虞宁短暂地心虚一瞬,然后立马反应过来,继续与陆承骁说话。
她和一年没见的旧友叙旧并无问题,这没有什么好心虚的,反而是沈拓行事阴暗,拿不出手。
他还好意思生气呢,那就气吧,也感受一下愤怒的滋味。
陆承骁没有别的意思,就是想与虞宁说两句话罢了,叙旧的话说完了,他就没什么话题可说了。
他的眼里藏着惋惜,其实有许多话想说,但是他知道说了也没有用,陆家和谢家的不会结亲了,他个人的意愿并不重要。

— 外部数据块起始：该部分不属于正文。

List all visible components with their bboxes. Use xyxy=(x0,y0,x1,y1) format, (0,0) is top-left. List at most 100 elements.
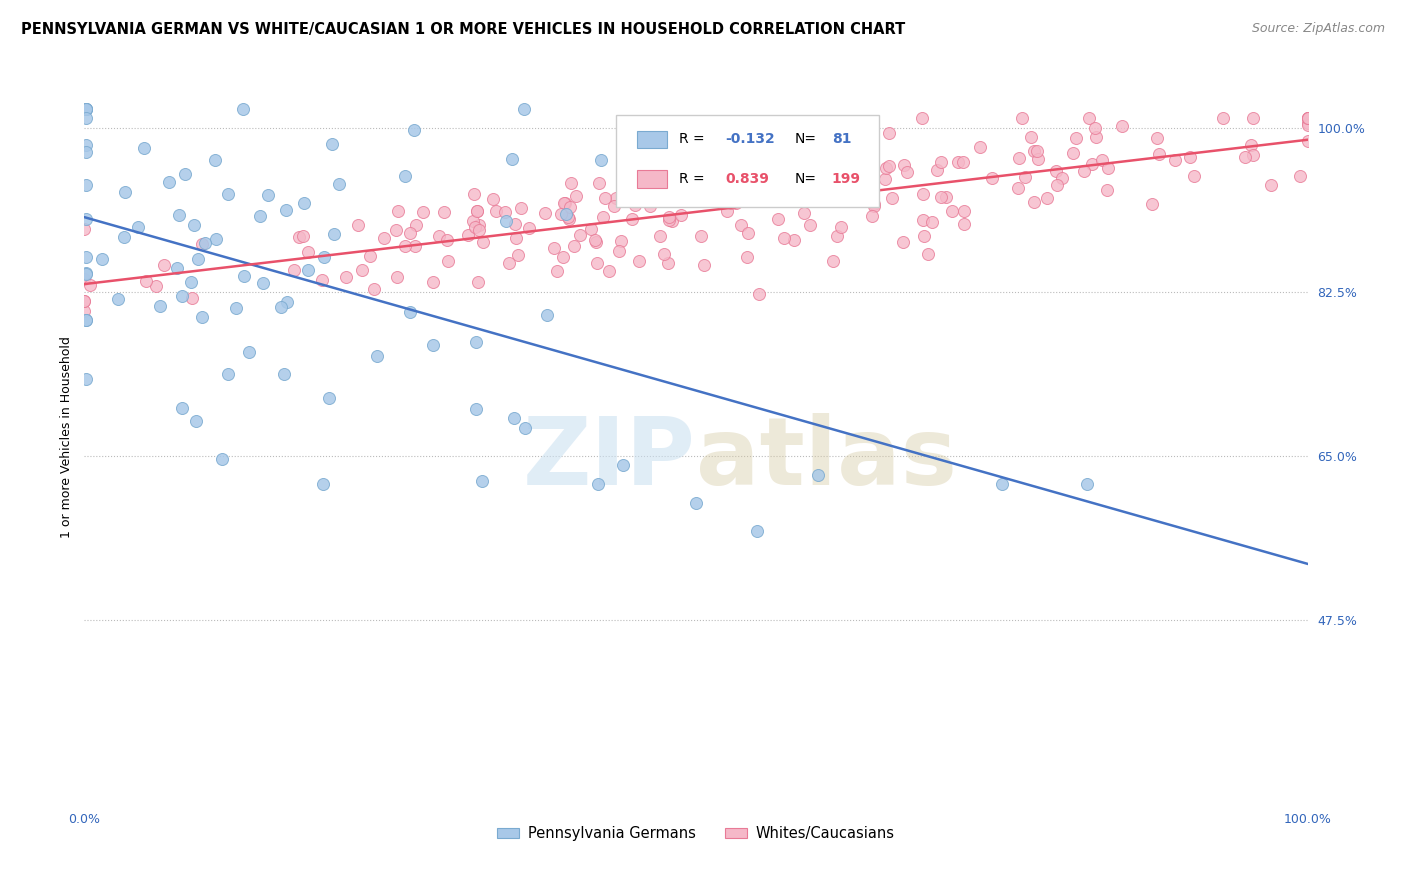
Point xyxy=(1090,153,1112,167)
Point xyxy=(398,227,420,241)
Point xyxy=(508,248,530,262)
Point xyxy=(1045,163,1067,178)
Point xyxy=(550,207,572,221)
Point xyxy=(107,292,129,306)
Point xyxy=(75,145,97,160)
Point xyxy=(211,452,233,467)
Point xyxy=(583,233,606,247)
Point xyxy=(555,207,578,221)
Point xyxy=(917,247,939,261)
Point xyxy=(321,137,343,152)
Point xyxy=(502,410,524,425)
Point xyxy=(991,477,1014,491)
Point xyxy=(180,275,202,289)
Point xyxy=(644,176,666,190)
Point xyxy=(834,190,856,204)
Point xyxy=(183,218,205,232)
Point xyxy=(90,252,112,266)
Point xyxy=(270,300,292,314)
Point xyxy=(1008,151,1031,165)
Point xyxy=(437,253,460,268)
Point xyxy=(754,159,776,173)
Point xyxy=(505,231,527,245)
Point xyxy=(588,176,610,190)
Point xyxy=(257,188,280,202)
Point xyxy=(485,204,508,219)
Point xyxy=(1147,147,1170,161)
Point xyxy=(630,178,652,192)
Point xyxy=(592,210,614,224)
Point xyxy=(276,203,298,218)
Text: R =: R = xyxy=(679,132,709,146)
Point xyxy=(862,197,884,211)
Point xyxy=(276,294,298,309)
Point xyxy=(564,239,586,253)
FancyBboxPatch shape xyxy=(637,130,666,148)
Point xyxy=(464,220,486,235)
Point xyxy=(612,458,634,473)
Point xyxy=(173,167,195,181)
Point xyxy=(75,102,97,116)
Point xyxy=(153,258,176,272)
Point xyxy=(73,303,96,318)
Point xyxy=(312,251,335,265)
Point xyxy=(669,208,692,222)
Point xyxy=(941,204,963,219)
Point xyxy=(1078,112,1101,126)
Point xyxy=(745,179,768,194)
Point xyxy=(273,368,295,382)
Point xyxy=(730,218,752,232)
Legend: Pennsylvania Germans, Whites/Caucasians: Pennsylvania Germans, Whites/Caucasians xyxy=(492,820,900,847)
Point xyxy=(288,230,311,244)
Point xyxy=(1140,197,1163,211)
Point xyxy=(114,185,136,199)
Text: PENNSYLVANIA GERMAN VS WHITE/CAUCASIAN 1 OR MORE VEHICLES IN HOUSEHOLD CORRELATI: PENNSYLVANIA GERMAN VS WHITE/CAUCASIAN 1… xyxy=(21,22,905,37)
Point xyxy=(75,266,97,280)
Point xyxy=(773,231,796,245)
Point xyxy=(638,199,661,213)
Point xyxy=(187,252,209,266)
Point xyxy=(803,159,825,173)
Point xyxy=(204,153,226,168)
Point xyxy=(891,235,914,249)
Point xyxy=(737,226,759,240)
Point xyxy=(814,170,837,185)
Point xyxy=(292,228,315,243)
Point xyxy=(893,158,915,172)
Point xyxy=(79,278,101,293)
Point xyxy=(693,258,716,272)
Point xyxy=(929,190,952,204)
Point xyxy=(385,223,408,237)
Point xyxy=(232,269,254,284)
Text: N=: N= xyxy=(794,172,817,186)
Point xyxy=(238,345,260,359)
Point xyxy=(661,214,683,228)
Point xyxy=(724,195,747,210)
Point xyxy=(1062,145,1084,160)
Point xyxy=(620,211,643,226)
Point xyxy=(75,138,97,153)
Point xyxy=(517,221,540,235)
Point xyxy=(75,212,97,227)
Point xyxy=(394,238,416,252)
Point xyxy=(935,190,957,204)
Point xyxy=(232,102,254,116)
Point xyxy=(1050,171,1073,186)
Point xyxy=(1095,183,1118,197)
Point xyxy=(1046,178,1069,192)
Point xyxy=(657,256,679,270)
Point xyxy=(73,222,96,236)
Text: Source: ZipAtlas.com: Source: ZipAtlas.com xyxy=(1251,22,1385,36)
Text: -0.132: -0.132 xyxy=(725,132,775,146)
Point xyxy=(127,219,149,234)
Point xyxy=(598,264,620,278)
Point xyxy=(796,182,818,196)
Point xyxy=(627,254,650,268)
Point xyxy=(1007,181,1029,195)
FancyBboxPatch shape xyxy=(616,115,880,207)
Point xyxy=(461,214,484,228)
Point xyxy=(283,263,305,277)
Point xyxy=(981,171,1004,186)
Point xyxy=(433,205,456,219)
Point xyxy=(546,264,568,278)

“家中弟妹还在等着我回去,便说到这吧,陆将军,别过了。”
“嗯,别过。”
虞宁没法再说下去了,她真怕沈拓气急了走过来逛一圈,拜别陆承骁,她面色如常地往回走。
陆承骁看了会她的背影,然后转身,往相反的方向离去。
看见陆承骁走远,虞小宝才蹦蹦跳跳地跑出来,追上虞宁。
“阿娘,你刚刚有看见我吗,我和皇帝叔叔在亭子里等着你呢。”
“嗯,看见了。”
某人脸都黑了,她当然看见了。
沈拓走在虞小宝后面,步伐缓慢。
他周身气势很冷,面无表情,若是别人见了,定然是心生畏惧琢磨着自己哪错了,偏偏虞宁不这样想。
她一看见沈拓就翻了个大大的白眼,表情比皇帝还臭。